Search code examples
algorithmlinear-search

Design and analyze a linear time algorithm


Design and analyze a linear time algorithm to determine whether there exists an element in a list of n elements which repeats itself at least n/10 times in the list.

How can I do this? I'm posting my own idea as an answer.


Solution

  • I assume the elements are comparable.

    Perform a selection algorithm for the: n/10th, 2n/10th, ..., 9n/10th, 10(n/10)th smallest elements1

    These are your candidates. Check the #occurrences for each of them, and if one of them repeats at least n/10 times the answer is true.
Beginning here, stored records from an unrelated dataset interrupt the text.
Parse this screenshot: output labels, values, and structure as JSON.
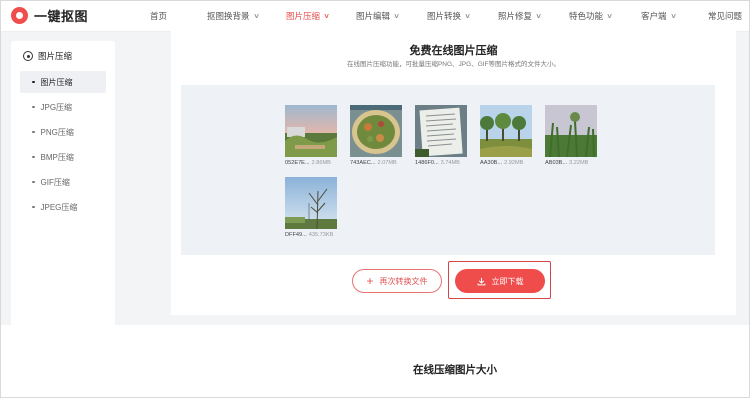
{
  "app": {
    "name": "一键抠图"
  },
  "nav": [
    {
      "label": "首页",
      "chevron": false,
      "active": false
    },
    {
      "label": "抠图换背景",
      "chevron": true,
      "active": false
    },
    {
      "label": "图片压缩",
      "chevron": true,
      "active": true
    },
    {
      "label": "图片编辑",
      "chevron": true,
      "active": false
    },
    {
      "label": "图片转换",
      "chevron": true,
      "active": false
    },
    {
      "label": "照片修复",
      "chevron": true,
      "active": false
    },
    {
      "label": "特色功能",
      "chevron": true,
      "active": false
    },
    {
      "label": "客户端",
      "chevron": true,
      "active": false
    },
    {
      "label": "常见问题",
      "chevron": false,
      "active": false
    }
  ],
  "sidebar": {
    "title": "图片压缩",
    "items": [
      {
        "label": "图片压缩",
        "active": true
      },
      {
        "label": "JPG压缩",
        "active": false
      },
      {
        "label": "PNG压缩",
        "active": false
      },
      {
        "label": "BMP压缩",
        "active": false
      },
      {
        "label": "GIF压缩",
        "active": false
      },
      {
        "label": "JPEG压缩",
        "active": false
      }
    ]
  },
  "main": {
    "title": "免费在线图片压缩",
    "subtitle": "在线图片压缩功能，可批量压缩PNG、JPG、GIF等图片格式的文件大小。",
    "files": [
      {
        "name": "052E7E...",
        "size": "2.86MB",
        "kind": "sunset-garden"
      },
      {
        "name": "743AEC...",
        "size": "2.07MB",
        "kind": "food-plate"
      },
      {
        "name": "1486F0...",
        "size": "3.74MB",
        "kind": "document"
      },
      {
        "name": "AA30B...",
        "size": "2.92MB",
        "kind": "trees-field"
      },
      {
        "name": "AB03B...",
        "size": "3.22MB",
        "kind": "corn-field"
      },
      {
        "name": "DFF49...",
        "size": "435.73KB",
        "kind": "tree-sky"
      }
    ],
    "convert_again_label": "再次转换文件",
    "download_label": "立即下载"
  },
  "section": {
    "title": "在线压缩图片大小"
  },
  "colors": {
    "accent": "#ef4c4c",
    "gallery_bg": "#eef1f6",
    "page_bg": "#f3f4f6"
  }
}
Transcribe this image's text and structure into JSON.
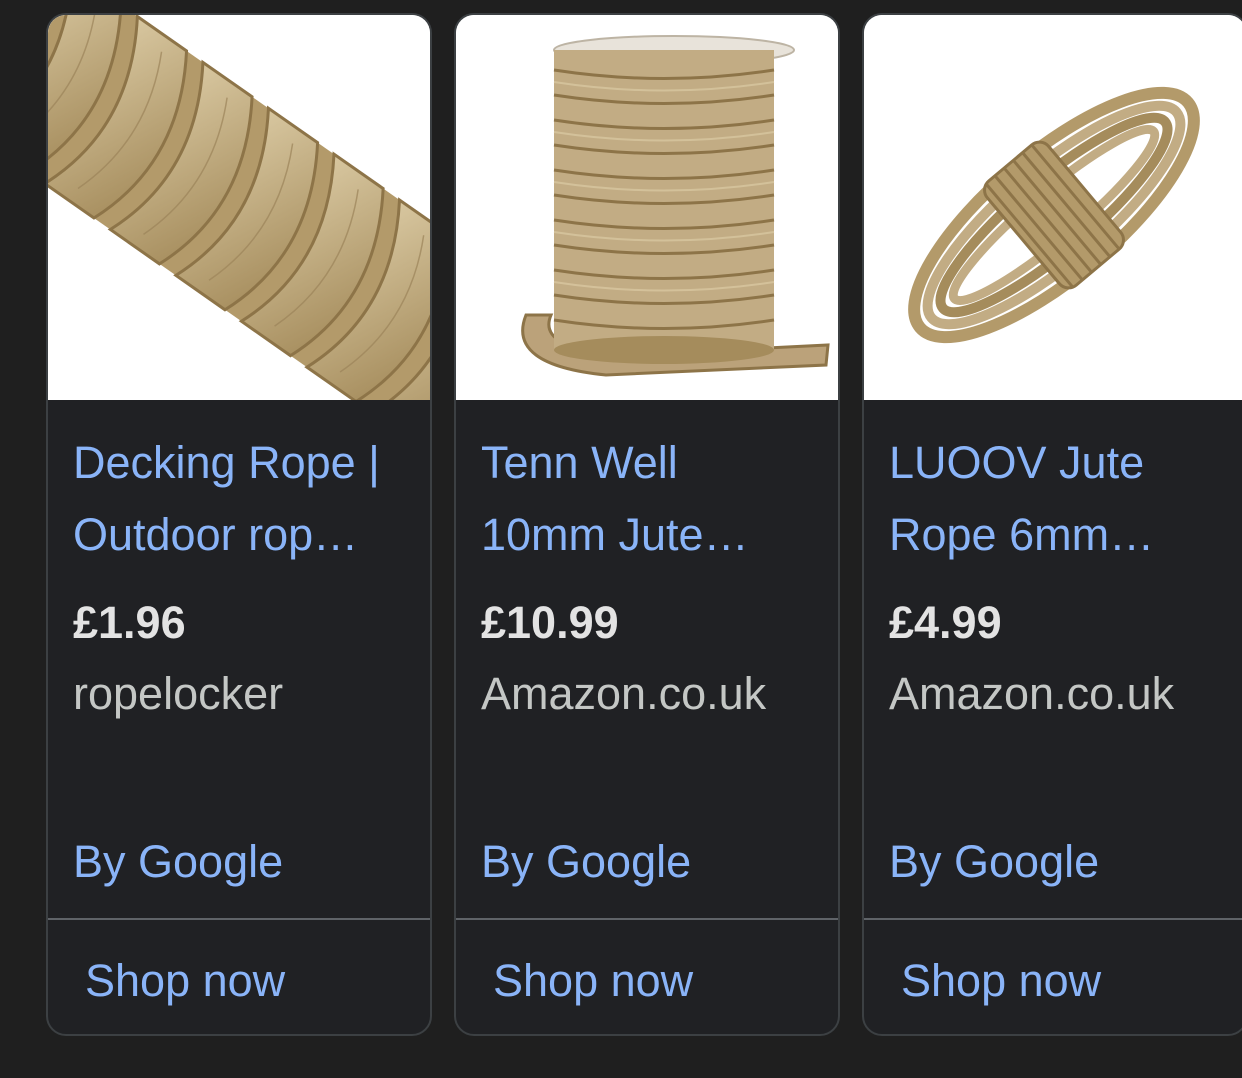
{
  "theme": {
    "background": "#1f1f1f",
    "card_background": "#202124",
    "card_border": "#3c4043",
    "link_color": "#8ab4f8",
    "price_color": "#e3e3e3",
    "merchant_color": "#c4c7c5",
    "rope_color": "#c2ac84"
  },
  "products": [
    {
      "title_line1": "Decking Rope |",
      "title_line2": "Outdoor rop…",
      "price": "£1.96",
      "merchant": "ropelocker",
      "attribution": "By Google",
      "action": "Shop now",
      "image_icon": "twisted-rope-closeup"
    },
    {
      "title_line1": "Tenn Well",
      "title_line2": "10mm Jute…",
      "price": "£10.99",
      "merchant": "Amazon.co.uk",
      "attribution": "By Google",
      "action": "Shop now",
      "image_icon": "rope-spool"
    },
    {
      "title_line1": "LUOOV Jute",
      "title_line2": "Rope 6mm…",
      "price": "£4.99",
      "merchant": "Amazon.co.uk",
      "attribution": "By Google",
      "action": "Shop now",
      "image_icon": "rope-hank"
    }
  ]
}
Otherwise, it is false.

    Proof:
    If an element appears at least n/10 times, then it must "intersect" with k*n/10 for some k (in a sorted list)2. Thus, this element will be chosen as a "candidate", and you will later discover (by counting) exactly how many times it appears, and will return true.

    If no element is repeated n/10 times, the algorithm will trivially return false in the last step of checking each candidate.

    Complexity:
    Each selection algorithm is O(n), and it is done 10 times. Also for each candidate requires linear scan on the list, which is also O(n) totaling in O(n) overall—but with terrible constants.


    Explanations:

    (1) Selection algorithm will find the element which would be in the index n/10, 2n/10,...9n/10 in a sorted list, and the algorithm itself is only O(n)

    (2) Let's look at the example of [1,2,..,100,100,..,100] (11 times 100).
    Note that the list is sorted and the element 100 appears in: list[9*n/10] (index 9*n/10). The idea of the selection algorithm is, that—even if you shuffle the list—select(list,9*n/10) will always return the same element—in this case 100—since it is the 9n/10th element in the sorted list (this is what the algorithm does).

    Now, you can see that for each element (let it be e) that repeats n/10 times, there is some index i such that in the sorted version of the list, all elements in indices i,i+1,...,i+n/10 will be e. One of these indices must be one of k*n/10 for some k (convince yourself why!). Thus, the selection algorithm on k*n/10 will yield e.